Un día de gran fiesta para la ciudad ocurría cuando jugaban los dos equipos rivales de la localidad. El abuelo hincha del equipo naranja desde su fundación se jactaba de haber jugado en él durante su época gloriosa. Describía uno a uno la nómina de aquel tiempo (y también la actual claro está), los marcadores que tuvieron, los campeonatos ganados.
Estos comentarios que habían acompañado la
crianza del ahora ya padre, también fueron hechos al nieto; no obstante, tanto
en uno como en el otro los resultados de dichos comentarios había arrojado
resultados no esperados.
Abuelo, padre y nieto se dispusieron a tomar
su respectivo puesto en las graderías del estadio. El viejo tenía pegado a su
oreja un pequeño radio, el hijo atendía los comentarios dados por los parlantes
del estadio y el hijo sintonizaba su ipod.
Actos de protocolo: himno nacional, saludo
de jugadores, saque de honor, baile de bastoneras, todo ello pasó y se dio paso
a lo esencial y así empezaron la emociones.
Frecuencia cardiaca alta, sudoración
profusa, arengas en contra y vítores manaban de todo el estadio, y en un lugar
minúsculo de éste se podía evidenciar una parte elemental a este todo, la
reunión tripartita representaban los tres grandes actores de éste gran drama.
El abuelo del equipo naranja, el hijo árbitro y el nieto fanático del equipo
negro: polaridad y equilibrio hacían presencia.
El jugador número siete del equipo naranja
se saca al último defensa del equipo negro y
disponiéndose a patear al marco,
de pronto, de la nada, aparece un jugador negro que corta abruptamente
la clara opción de gol. La barra negra enmudece por unos segundos, mientras la
barra naranja pide justicia al árbitro. Para los naranja había caído el jugador
en la zona del penalti y para los de negro había caído fuera de esta.
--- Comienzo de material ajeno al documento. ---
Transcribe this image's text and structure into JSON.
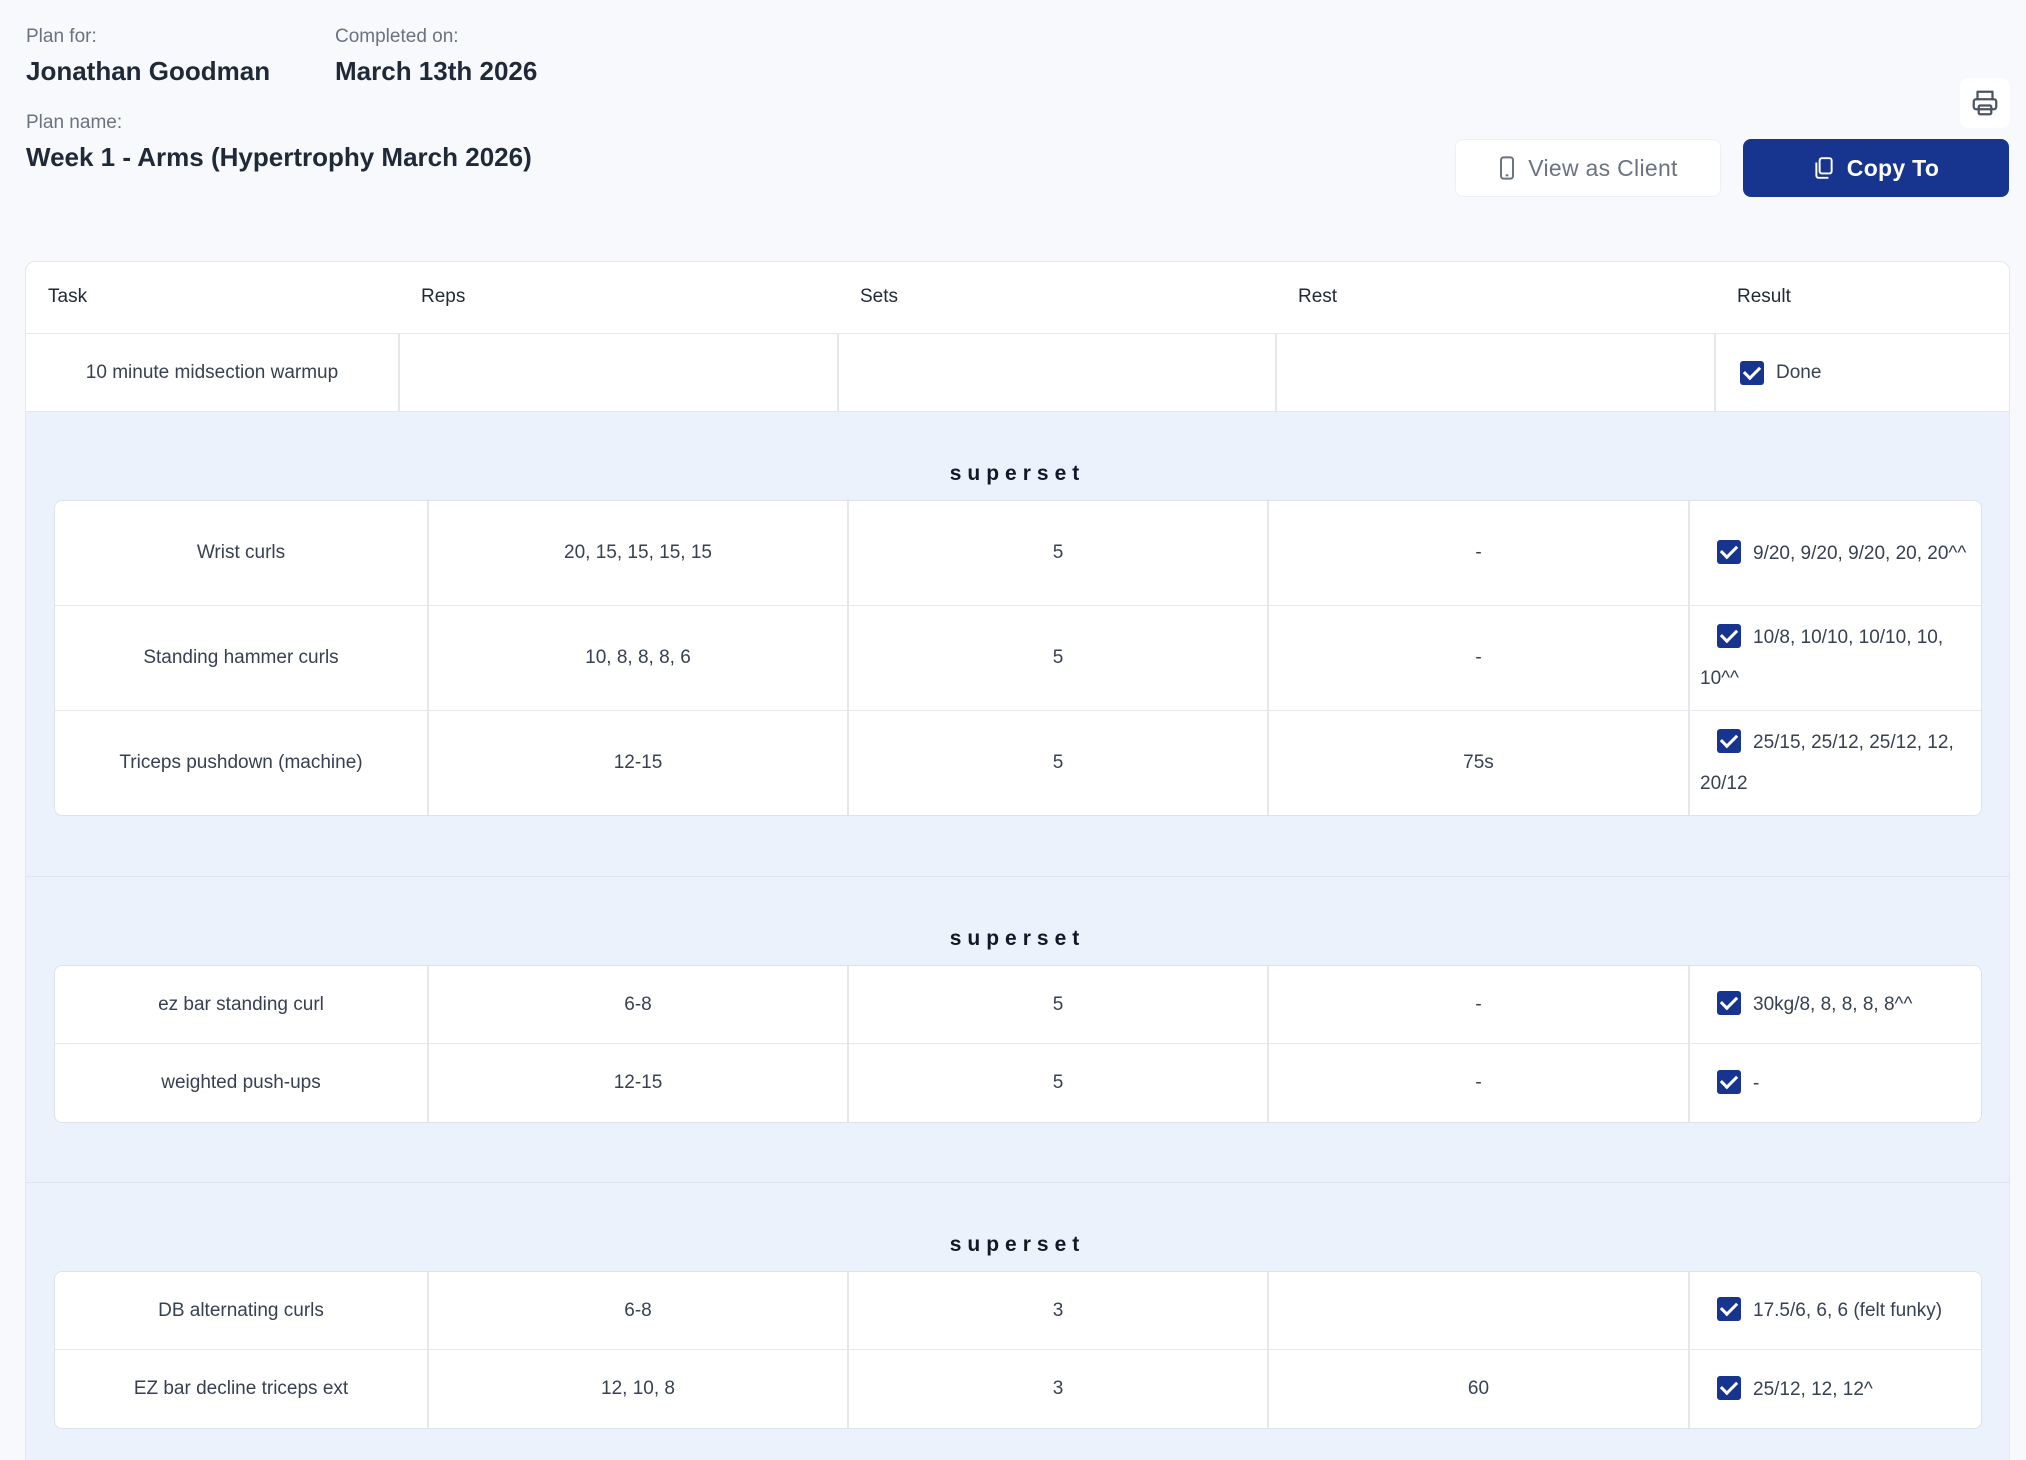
{
  "plan_for": {
    "label": "Plan for:",
    "value": "Jonathan Goodman"
  },
  "completed_on": {
    "label": "Completed on:",
    "value": "March 13th 2026"
  },
  "plan_name": {
    "label": "Plan name:",
    "value": "Week 1 - Arms (Hypertrophy March 2026)"
  },
  "actions": {
    "view_as_client": "View as Client",
    "copy_to": "Copy To"
  },
  "icons": {
    "print": "printer-icon",
    "view": "phone-icon",
    "copy": "copy-icon",
    "check": "checkbox-checked-icon"
  },
  "colors": {
    "primary": "#17358f",
    "superset_bg": "#ecf2fb"
  },
  "columns": {
    "task": "Task",
    "reps": "Reps",
    "sets": "Sets",
    "rest": "Rest",
    "result": "Result"
  },
  "warmup": {
    "task": "10 minute midsection warmup",
    "reps": "",
    "sets": "",
    "rest": "",
    "result": "Done"
  },
  "supersets": [
    {
      "title": "superset",
      "rows": [
        {
          "task": "Wrist curls",
          "reps": "20, 15, 15, 15, 15",
          "sets": "5",
          "rest": "-",
          "result": "9/20, 9/20, 9/20, 20, 20^^"
        },
        {
          "task": "Standing hammer curls",
          "reps": "10, 8, 8, 8, 6",
          "sets": "5",
          "rest": "-",
          "result": "10/8, 10/10, 10/10, 10, 10^^"
        },
        {
          "task": "Triceps pushdown (machine)",
          "reps": "12-15",
          "sets": "5",
          "rest": "75s",
          "result": "25/15, 25/12, 25/12, 12, 20/12"
        }
      ]
    },
    {
      "title": "superset",
      "rows": [
        {
          "task": "ez bar standing curl",
          "reps": "6-8",
          "sets": "5",
          "rest": "-",
          "result": "30kg/8, 8, 8, 8, 8^^"
        },
        {
          "task": "weighted push-ups",
          "reps": "12-15",
          "sets": "5",
          "rest": "-",
          "result": "-"
        }
      ]
    },
    {
      "title": "superset",
      "rows": [
        {
          "task": "DB alternating curls",
          "reps": "6-8",
          "sets": "3",
          "rest": "",
          "result": "17.5/6, 6, 6 (felt funky)"
        },
        {
          "task": "EZ bar decline triceps ext",
          "reps": "12, 10, 8",
          "sets": "3",
          "rest": "60",
          "result": "25/12, 12, 12^"
        }
      ]
    }
  ]
}
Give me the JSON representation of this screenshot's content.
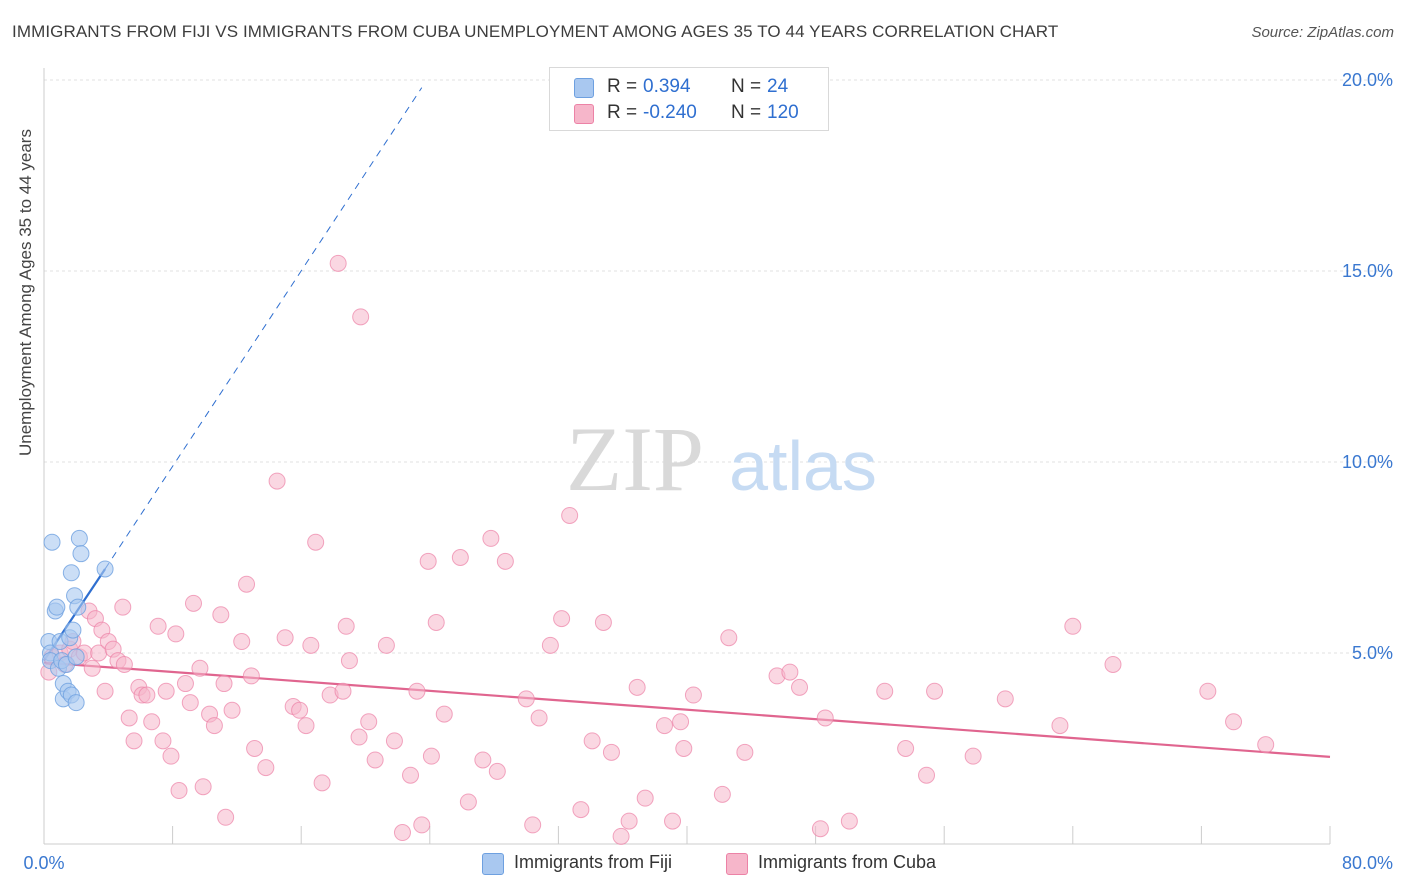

Pronto la
gresca se hizo presa en la cancha y de ella pasó al estadio entero y la
“reunión” tripartita daba fe de ello:
-¡Eso fue adentro! Decía el abuelo pálido
mientras movía su puño.
-¡Papá
por favor tranquilízate! Le decía el hijo al anciano
encolerizado.
¡Mijo que le está pasando! Le decía el papá
a su joven hijo mientras separaba con un brazo al viejo.
-¡Ese tipo es un payaso, un farsante! Decía
el nieto ya a punto de golpearse con su abuelo.
El árbitro de ver tal gresca decidió
suspender el partido. Los policías se hicieron a la tarea de tratar de ordenar
la situación y poco a poco gracias a los gases, uno que otro bastonazo y los
fuertes chorros de agua lograron disipar al gran monstruo.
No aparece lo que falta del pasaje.